Proving these losses can be straightforward. For loss of wages, the proof comes from records from the person’s job showing their earnings, bonuses, and commissions. If the person runs a business or is otherwise self-employed, their own records would be used to show how much they would have made during that period had they not been injured.
However, proving loss of earning capacity is trickier as it essentially requires the creation of an alternative story wherein the person who was injured was never injured and continued to work and to earn. This story is not plucked out of thin air either but requires the help of numerous experts including vocational experts, economists, actuaries, and medical professionals. It is absolutely critical to have a skilled and knowledgeable car accident attorney involved in this process to ensure that your story is accurately told.
The experts will work to answer numerous questions to get the fullest possible picture of what the person’s earning capacity would have been had they not been injured and taken out of the workforce. The experts must testify as to how the injuries prevent the person from working at their previous job or in their prior profession, how much the person would have earned without the accident, how long the person would have worked, and what types of jobs the person would have been able to get depending on their field or industry.
They must take into account numerous factors such as how old the person was at the time of the accident and their life expectancy, the person’s employment status at the time of the accident, the person’s education and training, their plans for future employment, and the nature of their field or industry. This means also that individuals who are unemployed at the time of the accident can seek loss of earning capacity, particularly if they were highly trained or had in-demand skills.

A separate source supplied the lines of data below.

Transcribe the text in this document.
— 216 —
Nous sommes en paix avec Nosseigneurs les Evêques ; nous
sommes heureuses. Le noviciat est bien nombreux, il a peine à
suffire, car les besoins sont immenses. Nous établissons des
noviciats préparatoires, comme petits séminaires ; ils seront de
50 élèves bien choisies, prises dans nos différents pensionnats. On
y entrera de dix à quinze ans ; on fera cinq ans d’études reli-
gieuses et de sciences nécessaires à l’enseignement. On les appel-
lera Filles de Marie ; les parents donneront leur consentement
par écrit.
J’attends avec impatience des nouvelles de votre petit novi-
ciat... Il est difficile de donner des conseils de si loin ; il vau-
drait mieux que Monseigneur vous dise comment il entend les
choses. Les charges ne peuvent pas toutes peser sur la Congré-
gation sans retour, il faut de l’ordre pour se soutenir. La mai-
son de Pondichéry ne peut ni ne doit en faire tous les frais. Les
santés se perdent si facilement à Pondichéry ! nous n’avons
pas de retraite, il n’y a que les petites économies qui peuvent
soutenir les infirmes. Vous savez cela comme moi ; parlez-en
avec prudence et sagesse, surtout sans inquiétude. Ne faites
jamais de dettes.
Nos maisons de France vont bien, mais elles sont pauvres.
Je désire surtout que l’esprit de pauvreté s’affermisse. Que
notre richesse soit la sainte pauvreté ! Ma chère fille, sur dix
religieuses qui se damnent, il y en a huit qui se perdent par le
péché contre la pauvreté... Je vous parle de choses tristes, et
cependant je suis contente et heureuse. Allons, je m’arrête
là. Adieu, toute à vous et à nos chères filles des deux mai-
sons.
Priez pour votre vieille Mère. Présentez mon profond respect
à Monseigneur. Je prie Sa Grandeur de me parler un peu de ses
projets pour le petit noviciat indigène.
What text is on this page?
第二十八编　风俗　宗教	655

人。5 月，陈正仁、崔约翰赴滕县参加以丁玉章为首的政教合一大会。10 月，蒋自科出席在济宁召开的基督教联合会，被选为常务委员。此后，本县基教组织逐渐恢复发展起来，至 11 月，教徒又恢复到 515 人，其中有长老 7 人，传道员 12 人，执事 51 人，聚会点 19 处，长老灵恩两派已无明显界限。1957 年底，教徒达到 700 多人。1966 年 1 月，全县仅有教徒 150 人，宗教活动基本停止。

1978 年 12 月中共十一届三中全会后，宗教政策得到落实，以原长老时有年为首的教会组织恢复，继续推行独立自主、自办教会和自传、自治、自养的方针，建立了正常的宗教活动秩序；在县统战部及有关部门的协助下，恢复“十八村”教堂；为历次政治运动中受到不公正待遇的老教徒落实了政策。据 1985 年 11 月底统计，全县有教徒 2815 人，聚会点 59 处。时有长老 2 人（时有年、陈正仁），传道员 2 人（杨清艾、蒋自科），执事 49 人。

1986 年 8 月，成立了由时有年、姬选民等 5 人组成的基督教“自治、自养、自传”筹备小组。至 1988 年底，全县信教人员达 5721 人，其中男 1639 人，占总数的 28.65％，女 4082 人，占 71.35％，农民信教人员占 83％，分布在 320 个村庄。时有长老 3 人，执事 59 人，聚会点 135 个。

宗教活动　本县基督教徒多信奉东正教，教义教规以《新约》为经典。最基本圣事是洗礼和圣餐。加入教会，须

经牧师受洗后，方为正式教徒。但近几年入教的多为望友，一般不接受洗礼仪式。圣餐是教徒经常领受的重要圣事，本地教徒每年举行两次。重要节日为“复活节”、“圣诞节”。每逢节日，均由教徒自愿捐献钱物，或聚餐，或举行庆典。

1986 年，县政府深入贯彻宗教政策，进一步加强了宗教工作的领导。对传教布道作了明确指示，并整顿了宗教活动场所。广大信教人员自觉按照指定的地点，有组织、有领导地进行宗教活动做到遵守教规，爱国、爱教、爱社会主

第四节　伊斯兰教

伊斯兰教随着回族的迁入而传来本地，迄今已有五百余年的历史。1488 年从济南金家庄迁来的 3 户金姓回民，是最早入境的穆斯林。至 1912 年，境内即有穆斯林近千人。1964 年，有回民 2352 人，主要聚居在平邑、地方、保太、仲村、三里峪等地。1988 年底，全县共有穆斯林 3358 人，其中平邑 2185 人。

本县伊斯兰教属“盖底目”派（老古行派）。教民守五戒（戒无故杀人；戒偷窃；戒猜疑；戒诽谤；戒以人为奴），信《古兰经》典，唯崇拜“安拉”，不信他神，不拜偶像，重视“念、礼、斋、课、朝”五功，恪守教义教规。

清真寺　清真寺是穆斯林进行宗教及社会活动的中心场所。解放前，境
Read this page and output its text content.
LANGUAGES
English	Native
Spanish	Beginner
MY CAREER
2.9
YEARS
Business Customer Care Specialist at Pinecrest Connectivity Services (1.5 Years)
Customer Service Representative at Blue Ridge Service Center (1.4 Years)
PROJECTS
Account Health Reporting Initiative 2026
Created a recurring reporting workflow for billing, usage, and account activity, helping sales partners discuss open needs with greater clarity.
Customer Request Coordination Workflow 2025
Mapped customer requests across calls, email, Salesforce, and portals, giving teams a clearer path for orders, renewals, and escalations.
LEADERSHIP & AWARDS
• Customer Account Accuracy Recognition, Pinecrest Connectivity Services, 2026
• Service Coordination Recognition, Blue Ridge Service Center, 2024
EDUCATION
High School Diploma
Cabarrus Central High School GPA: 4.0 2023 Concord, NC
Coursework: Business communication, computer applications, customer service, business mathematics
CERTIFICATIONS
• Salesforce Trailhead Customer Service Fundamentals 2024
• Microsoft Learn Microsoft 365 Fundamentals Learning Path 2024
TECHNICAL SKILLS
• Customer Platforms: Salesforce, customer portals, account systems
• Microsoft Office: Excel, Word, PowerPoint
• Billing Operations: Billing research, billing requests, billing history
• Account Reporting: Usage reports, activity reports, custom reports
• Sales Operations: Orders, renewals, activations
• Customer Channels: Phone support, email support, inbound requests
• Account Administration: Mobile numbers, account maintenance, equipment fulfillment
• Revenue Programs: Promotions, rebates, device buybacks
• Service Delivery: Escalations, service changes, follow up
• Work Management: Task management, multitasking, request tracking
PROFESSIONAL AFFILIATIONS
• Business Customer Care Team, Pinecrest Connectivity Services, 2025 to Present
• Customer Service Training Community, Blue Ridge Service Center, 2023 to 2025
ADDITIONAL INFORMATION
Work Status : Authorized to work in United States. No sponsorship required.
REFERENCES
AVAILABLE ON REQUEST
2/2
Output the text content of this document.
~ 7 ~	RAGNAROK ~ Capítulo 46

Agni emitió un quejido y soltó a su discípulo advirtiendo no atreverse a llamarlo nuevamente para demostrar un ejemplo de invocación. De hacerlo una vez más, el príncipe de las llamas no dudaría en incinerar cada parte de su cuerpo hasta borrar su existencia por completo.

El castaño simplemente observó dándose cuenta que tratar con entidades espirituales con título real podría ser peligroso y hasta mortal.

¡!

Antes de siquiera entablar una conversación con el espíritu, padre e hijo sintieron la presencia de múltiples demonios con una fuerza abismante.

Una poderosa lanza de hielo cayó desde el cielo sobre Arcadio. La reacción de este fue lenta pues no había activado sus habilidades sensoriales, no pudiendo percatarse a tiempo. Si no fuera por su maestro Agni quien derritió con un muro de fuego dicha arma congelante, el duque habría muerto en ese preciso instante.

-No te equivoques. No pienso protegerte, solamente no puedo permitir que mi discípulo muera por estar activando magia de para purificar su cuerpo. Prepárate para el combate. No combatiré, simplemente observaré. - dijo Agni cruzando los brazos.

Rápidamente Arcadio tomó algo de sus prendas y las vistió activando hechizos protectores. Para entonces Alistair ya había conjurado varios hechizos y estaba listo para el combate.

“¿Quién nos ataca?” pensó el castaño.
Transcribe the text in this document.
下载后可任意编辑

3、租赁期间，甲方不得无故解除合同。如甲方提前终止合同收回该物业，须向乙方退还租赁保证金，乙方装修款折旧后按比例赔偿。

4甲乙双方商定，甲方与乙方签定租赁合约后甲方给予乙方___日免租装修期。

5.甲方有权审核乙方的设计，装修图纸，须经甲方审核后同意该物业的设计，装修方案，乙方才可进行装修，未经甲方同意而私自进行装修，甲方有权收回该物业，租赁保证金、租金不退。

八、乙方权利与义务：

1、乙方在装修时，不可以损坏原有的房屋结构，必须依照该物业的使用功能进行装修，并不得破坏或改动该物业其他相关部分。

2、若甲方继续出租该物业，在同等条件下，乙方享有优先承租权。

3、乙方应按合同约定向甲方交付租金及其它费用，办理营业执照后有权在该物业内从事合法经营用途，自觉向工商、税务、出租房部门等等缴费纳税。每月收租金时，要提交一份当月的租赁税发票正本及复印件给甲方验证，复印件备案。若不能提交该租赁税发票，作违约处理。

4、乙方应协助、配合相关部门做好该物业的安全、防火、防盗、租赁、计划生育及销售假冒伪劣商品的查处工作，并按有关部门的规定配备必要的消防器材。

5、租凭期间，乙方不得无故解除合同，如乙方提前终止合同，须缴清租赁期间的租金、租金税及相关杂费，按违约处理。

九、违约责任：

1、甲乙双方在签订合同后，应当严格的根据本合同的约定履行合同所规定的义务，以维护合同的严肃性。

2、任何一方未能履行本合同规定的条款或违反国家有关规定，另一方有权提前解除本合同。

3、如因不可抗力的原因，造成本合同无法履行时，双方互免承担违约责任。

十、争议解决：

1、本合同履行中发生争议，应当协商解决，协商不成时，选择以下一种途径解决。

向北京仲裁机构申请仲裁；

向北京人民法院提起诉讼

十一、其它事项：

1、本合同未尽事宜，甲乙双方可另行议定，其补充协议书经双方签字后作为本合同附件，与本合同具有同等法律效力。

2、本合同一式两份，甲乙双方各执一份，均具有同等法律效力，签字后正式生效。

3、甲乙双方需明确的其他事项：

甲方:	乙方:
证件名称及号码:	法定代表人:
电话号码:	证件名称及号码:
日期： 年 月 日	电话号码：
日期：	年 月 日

From all of these experts’ testimonies, the highly proficient and competent Los Angeles car accident attorney will weave together a narrative of what the person’s life could have been like had they not been injured by the negligence of the party that caused the accident. As much as you can assign value to a life not yet lived, this is exactly what the process of determining loss of earning capacity will attempt to do. The key here is to answer the question of not what the person would have earned but what they could have earned.
Of course, the sky is not the limit here. If the injured person was a welder or a bus driver, it would be unlikely that they could claim future earnings like that of a best-selling novelist. The future earnings damages must reflect what was reasonably probable for the person to earn based on reasonable and projected career options.
As with all damages in a personal injury case, the goal is to restore the person back to their former self by putting a dollar sign on the value of this hypothetical future life. The best way to ensure that you are as completely compensated as possible for your injuries is to make sure you have a seasoned and highly competent Los Angeles car accident attorney by your side through every step of the process.